Jun 22, 2009

Immortalis Query -Revised

Click here to read the original query.

Dear Agent/Editor

I am pleased to submit for your consideration, IMMORTALIS: CARPE NOCTEM, an Urban Fantasy story, complete at 80,000 words.

Thrust into a dark world filled with bloodlust, religious fanaticism, and thousand-year old vendettas, Alyssa will have to find the strength to accept her terrifying new reality or submit to final death.

Bleeding to death after brutal mugging on the campus of UNLV, Twenty-five year old Alyssa, is rescued by beguiling and immortal Lysander. He gives her the gift, and curse, of immortality. Alyssa awakens as a vampire and is devastated by harsh realities of her new way of life: the loss of her friends, her independence, and her humanity.

Alyssa’s “turning,” did not go unnoticed by other members of the immortal world. She and Lysander are targeted for final death. An ancient sect of Catholic vampire hunters, known as the Acta Sanctorum, begins their hunt, vowing to destroy all vampires, in God’s name. Meanwhile, a vengeful lover from Lysander’s past seeks to exact her revenge, citing vampire law as her reason to kill them both. Only by letting go of her old self and accepting that she is a vampire, can Alyssa hope to survive. She will have to stand alongside of Lysander and fight, against two enemies who will stop at nothing to destroy them both.

IMMORTALIS: CARPE NOCTEM, will take you on a journey with Alyssa, delving deep into the emotional upheaval that is the transformation from human to vampire. This is my d├ębut novel and the first in a series of dark and sexy vampire stories. I would be happy to send more if you like what you see here.

Thank you for your time and consideration.

Hopeful Author

4 comments:

MonikaS said...

I love the story and I think you have a great query started.

In my humble opinion I would just make a few changes:

1. Take out paragraph 5 - the thank you is enough.

2. take out where the mugging takes place - words are precious and this isn't vital to your query

3.why are Alyssa and Lysander targeted all of the sudden? just because they are vampires?

4.What ancient law is the ex-lover using?

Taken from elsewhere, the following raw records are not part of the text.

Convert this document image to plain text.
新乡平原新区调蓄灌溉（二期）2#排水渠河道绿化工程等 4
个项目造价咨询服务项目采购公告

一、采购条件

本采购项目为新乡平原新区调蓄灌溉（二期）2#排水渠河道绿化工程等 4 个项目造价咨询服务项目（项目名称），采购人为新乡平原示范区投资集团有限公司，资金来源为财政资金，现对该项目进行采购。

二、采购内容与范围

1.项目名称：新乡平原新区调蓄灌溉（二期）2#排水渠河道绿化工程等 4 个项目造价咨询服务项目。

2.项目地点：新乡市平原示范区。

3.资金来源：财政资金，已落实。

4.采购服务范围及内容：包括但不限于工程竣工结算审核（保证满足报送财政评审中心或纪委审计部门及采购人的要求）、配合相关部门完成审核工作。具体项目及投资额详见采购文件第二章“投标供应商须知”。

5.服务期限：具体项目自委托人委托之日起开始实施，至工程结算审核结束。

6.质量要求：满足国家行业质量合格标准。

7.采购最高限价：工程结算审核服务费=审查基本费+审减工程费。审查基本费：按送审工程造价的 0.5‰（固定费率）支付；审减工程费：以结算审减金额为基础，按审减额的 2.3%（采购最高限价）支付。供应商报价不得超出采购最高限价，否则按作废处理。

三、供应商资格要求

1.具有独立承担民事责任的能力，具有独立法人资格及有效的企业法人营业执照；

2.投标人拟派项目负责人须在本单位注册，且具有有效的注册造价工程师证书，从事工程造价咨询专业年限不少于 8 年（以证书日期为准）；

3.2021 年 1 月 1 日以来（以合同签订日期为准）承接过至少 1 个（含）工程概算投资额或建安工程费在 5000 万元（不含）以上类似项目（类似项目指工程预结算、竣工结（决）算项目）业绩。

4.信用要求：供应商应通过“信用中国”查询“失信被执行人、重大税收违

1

You did a great job with both the internal and external conflict! Way to go!

B.E. Sanderson said...

This sounds like the type of book I'd be interested in reading, but you need some tightening to really make the story shine through. As always take the following comments for what they're worth:

I'd start the query with the third paragraph. Move the info in the first paragraph to after your blurb, and ditch the second paragraph entirely - it seems like telling when showing is what you want.

For the third paragraph, you've got some 'passive' going on. Try something like: After a brutal mugging, Alyssa is close to bleeding to death when the beguiling Lysander gives her the gift, and the curse, of immortality as a newly turned vampire.

Then move right into the next major plot point in the same paragraph: Now both of them have been targeted, not only by an ancient sect of Catholic vampire hunters for the final death, but by the vampires themselves.

And hit the agents with your next paragraph: Only by letting go of her old self will Alyssa hope to survive as they fight against two sets of enemies bent on destroying them both.

With the last paragraph, you're telling again. Give them the title, the word count, and the genre. Say something like: Immortalis: Carpe Noctem - a paranormal romance complete at 80K - is my first novel and was written as the first in a series of dark, sexy vampire stories. Below is x-number of pages (a synopsis, or whatever they ask for). I would appreciate the opportunity to send the rest of my manuscript. Thank you for your time and consideration.

Like I said, the premise sounds interesting. You just need to let the agents see the bones of it, without cluttering it up too much. Get the pages requested, and let your words do their job.

Good luck. I really do hope I can buy this someday. =o)

Robyn said...

I would start the query with the story. It's a given that you are looking for representation and/or publication. Move the word count down into the third or so paragraph. I like the second paragraph. It's a great tagline. It should be the first thing the agent/editor sees when she/he settles in to read your query. Here's how I was taught to do it. Tagline
Book info
Pitch
Bio
Great job, as always take or toss. :)

quixotic said...

Thanks for the comments and suggestions, I really appreciate it.